Saygıdeğer Vikont Chagny'yle tutsak olduğumuz odanın tamamen aynalarla kaplı, düz bir altıgen olduğundan bahsetmiştim. O zamandan bu yana, bu tür odalar çoğunlukla sergilerde birçok kez görüldü. Onlara illüzyon sarayları ya da buna benzer bir isim verildi ama icadın sahibi, sadece Erik'ti. Bu türden ilk odayı Mazenderan'ın kanlı şeriat çağında, gözlerimin önünde inşa etmişti. Dekoratif bir cisim, mesela bir kolon, köşelerden birine yerleştirilir ve aniden, ortaya binlerce kolonlu bir salon çıkardı; çünkü gerçek oda.
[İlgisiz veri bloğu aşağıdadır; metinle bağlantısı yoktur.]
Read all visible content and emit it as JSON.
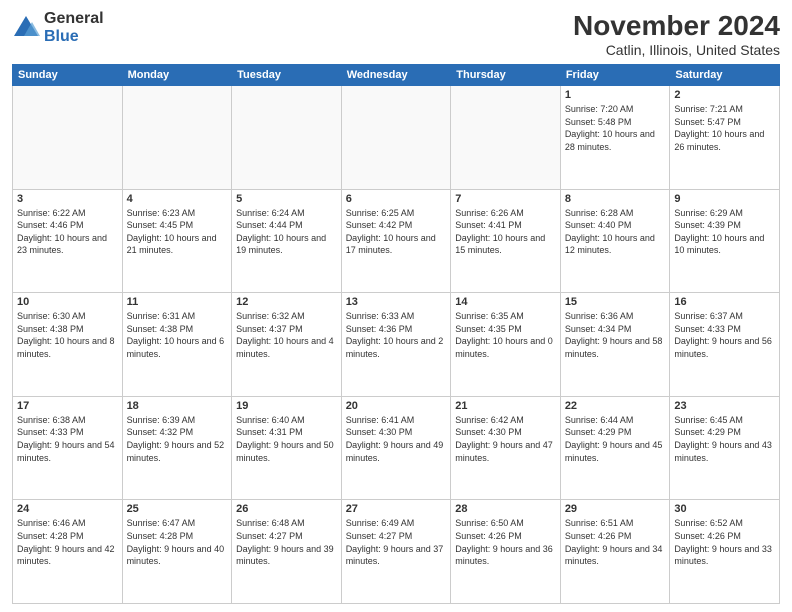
{
  "logo": {
    "general": "General",
    "blue": "Blue"
  },
  "header": {
    "title": "November 2024",
    "subtitle": "Catlin, Illinois, United States"
  },
  "days_of_week": [
    "Sunday",
    "Monday",
    "Tuesday",
    "Wednesday",
    "Thursday",
    "Friday",
    "Saturday"
  ],
  "weeks": [
    [
      {
        "day": "",
        "sunrise": "",
        "sunset": "",
        "daylight": ""
      },
      {
        "day": "",
        "sunrise": "",
        "sunset": "",
        "daylight": ""
      },
      {
        "day": "",
        "sunrise": "",
        "sunset": "",
        "daylight": ""
      },
      {
        "day": "",
        "sunrise": "",
        "sunset": "",
        "daylight": ""
      },
      {
        "day": "",
        "sunrise": "",
        "sunset": "",
        "daylight": ""
      },
      {
        "day": "1",
        "sunrise": "Sunrise: 7:20 AM",
        "sunset": "Sunset: 5:48 PM",
        "daylight": "Daylight: 10 hours and 28 minutes."
      },
      {
        "day": "2",
        "sunrise": "Sunrise: 7:21 AM",
        "sunset": "Sunset: 5:47 PM",
        "daylight": "Daylight: 10 hours and 26 minutes."
      }
    ],
    [
      {
        "day": "3",
        "sunrise": "Sunrise: 6:22 AM",
        "sunset": "Sunset: 4:46 PM",
        "daylight": "Daylight: 10 hours and 23 minutes."
      },
      {
        "day": "4",
        "sunrise": "Sunrise: 6:23 AM",
        "sunset": "Sunset: 4:45 PM",
        "daylight": "Daylight: 10 hours and 21 minutes."
      },
      {
        "day": "5",
        "sunrise": "Sunrise: 6:24 AM",
        "sunset": "Sunset: 4:44 PM",
        "daylight": "Daylight: 10 hours and 19 minutes."
      },
      {
        "day": "6",
        "sunrise": "Sunrise: 6:25 AM",
        "sunset": "Sunset: 4:42 PM",
        "daylight": "Daylight: 10 hours and 17 minutes."
      },
      {
        "day": "7",
        "sunrise": "Sunrise: 6:26 AM",
        "sunset": "Sunset: 4:41 PM",
        "daylight": "Daylight: 10 hours and 15 minutes."
      },
      {
        "day": "8",
        "sunrise": "Sunrise: 6:28 AM",
        "sunset": "Sunset: 4:40 PM",
        "daylight": "Daylight: 10 hours and 12 minutes."
      },
      {
        "day": "9",
        "sunrise": "Sunrise: 6:29 AM",
        "sunset": "Sunset: 4:39 PM",
        "daylight": "Daylight: 10 hours and 10 minutes."
      }
    ],
    [
      {
        "day": "10",
        "sunrise": "Sunrise: 6:30 AM",
        "sunset": "Sunset: 4:38 PM",
        "daylight": "Daylight: 10 hours and 8 minutes."
      },
      {
        "day": "11",
        "sunrise": "Sunrise: 6:31 AM",
        "sunset": "Sunset: 4:38 PM",
        "daylight": "Daylight: 10 hours and 6 minutes."
      },
      {
        "day": "12",
        "sunrise": "Sunrise: 6:32 AM",
        "sunset": "Sunset: 4:37 PM",
        "daylight": "Daylight: 10 hours and 4 minutes."
      },
      {
        "day": "13",
        "sunrise": "Sunrise: 6:33 AM",
        "sunset": "Sunset: 4:36 PM",
        "daylight": "Daylight: 10 hours and 2 minutes."
      },
      {
        "day": "14",
        "sunrise": "Sunrise: 6:35 AM",
        "sunset": "Sunset: 4:35 PM",
        "daylight": "Daylight: 10 hours and 0 minutes."
      },
      {
        "day": "15",
        "sunrise": "Sunrise: 6:36 AM",
        "sunset": "Sunset: 4:34 PM",
        "daylight": "Daylight: 9 hours and 58 minutes."
      },
      {
        "day": "16",
        "sunrise": "Sunrise: 6:37 AM",
        "sunset": "Sunset: 4:33 PM",
        "daylight": "Daylight: 9 hours and 56 minutes."
      }
    ],
    [
      {
        "day": "17",
        "sunrise": "Sunrise: 6:38 AM",
        "sunset": "Sunset: 4:33 PM",
        "daylight": "Daylight: 9 hours and 54 minutes."
      },
      {
        "day": "18",
        "sunrise": "Sunrise: 6:39 AM",
        "sunset": "Sunset: 4:32 PM",
        "daylight": "Daylight: 9 hours and 52 minutes."
      },
      {
        "day": "19",
        "sunrise": "Sunrise: 6:40 AM",
        "sunset": "Sunset: 4:31 PM",
        "daylight": "Daylight: 9 hours and 50 minutes."
      },
      {
        "day": "20",
        "sunrise": "Sunrise: 6:41 AM",
        "sunset": "Sunset: 4:30 PM",
        "daylight": "Daylight: 9 hours and 49 minutes."
      },
      {
        "day": "21",
        "sunrise": "Sunrise: 6:42 AM",
        "sunset": "Sunset: 4:30 PM",
        "daylight": "Daylight: 9 hours and 47 minutes."
      },
      {
        "day": "22",
        "sunrise": "Sunrise: 6:44 AM",
        "sunset": "Sunset: 4:29 PM",
        "daylight": "Daylight: 9 hours and 45 minutes."
      },
      {
        "day": "23",
        "sunrise": "Sunrise: 6:45 AM",
        "sunset": "Sunset: 4:29 PM",
        "daylight": "Daylight: 9 hours and 43 minutes."
      }
    ],
    [
      {
        "day": "24",
        "sunrise": "Sunrise: 6:46 AM",
        "sunset": "Sunset: 4:28 PM",
        "daylight": "Daylight: 9 hours and 42 minutes."
      },
      {
        "day": "25",
        "sunrise": "Sunrise: 6:47 AM",
        "sunset": "Sunset: 4:28 PM",
        "daylight": "Daylight: 9 hours and 40 minutes."
      },
      {
        "day": "26",
        "sunrise": "Sunrise: 6:48 AM",
        "sunset": "Sunset: 4:27 PM",
        "daylight": "Daylight: 9 hours and 39 minutes."
      },
      {
        "day": "27",
        "sunrise": "Sunrise: 6:49 AM",
        "sunset": "Sunset: 4:27 PM",
        "daylight": "Daylight: 9 hours and 37 minutes."
      },
      {
        "day": "28",
        "sunrise": "Sunrise: 6:50 AM",
        "sunset": "Sunset: 4:26 PM",
        "daylight": "Daylight: 9 hours and 36 minutes."
      },
      {
        "day": "29",
        "sunrise": "Sunrise: 6:51 AM",
        "sunset": "Sunset: 4:26 PM",
        "daylight": "Daylight: 9 hours and 34 minutes."
      },
      {
        "day": "30",
        "sunrise": "Sunrise: 6:52 AM",
        "sunset": "Sunset: 4:26 PM",
        "daylight": "Daylight: 9 hours and 33 minutes."
      }
    ]
  ]
}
Aynalar sayesinde, altı farklı altıgen odayla çarpılır. Onlar da sırayla birbirleriyle çarpılarak sonsuz bir oda çarpımı yaralardı. Ancak, küçük sultan bu çocuksu illüzyondan kısa sürede sıkıldı. Bunun üzerine Erik, icadını bir işkence odasına dönüştürdü. Bir köşeye yerleştirilen mimari motif olarak demirden bir ağaç kullandı. Boyalı yapraklarıyla bu ağaç gerçekten vardı ve işkence odasına kapatılan hastaların tüm saldırılarına dayanabilmesi için demirden yapılmıştı. Bu şekilde oluşturulan oda dekoru, köşelerdeki silindirler ya da bobinlerin dönmesi vasıtasıyla, birbirini izleyen iki farklı dekora aniden dönüşebiliyordu. Bunlar, aynaların açılarıyla uyumlu üç bölüme ayrılmışlardı. Her biri, bobin kendi ekseninde döndüğünde ortaya çıkan dekoratif bir düzeneği kaldırıyordu.

Bu tuhaf odanın duvarları, hastaya elleriyle tutup yapışacağı herhangi bir şey sunmuyordu. Bir kenarda duran yekpare dekoratif obje dışında oda, yalnızca aynalarla döşenmişti. Bu aynalar odaya elleri boş ve çıplak ayak atılan kurbanın tüm saldırılarına karşı koyabilecek kalınlıktaydı. Odada hiç eşya yoktu. Sonrasında taklitleri yapılan usta işi bir elektrikli ısıtma sistemi, istendiğinde duvarların ve odanın sıcaklığının artırılabilmesine imkan tanımıştı. Birkaç boyanmış yaprakla, tropikal güneşin altında parlayan olağan üstü bir ekvator ormanı illüzyonu oluşturabilen bu son derece doğal icadın tüm detaylarını veriyorum ki kimse o sırada akli dengemi yitirdiğimi zannetmesin veya deli olduğumu ya da yalan söylediğimi veya karşımdakini aptal yerine koyduğumu söyleme hakkını kendinde bulmasın. Şimdi gerçeklere bıraktığım yerden devam edeyim Tavan aydınlanıp çevremizdeki orman görünür olduğunda, Vikont müthiş şaşırmıştı. Sayısız ağaç gövdesi ve dallarıyla, içinden geçilmesi imkansız bu orman, feci bir şekilde donup almasına neden olmuştu. Bir düşü def etmek istercesine, dini alnına sürttü. Gözlerini kırpıp duruyordu. Bir anlığına, dinlemeyi unuttu.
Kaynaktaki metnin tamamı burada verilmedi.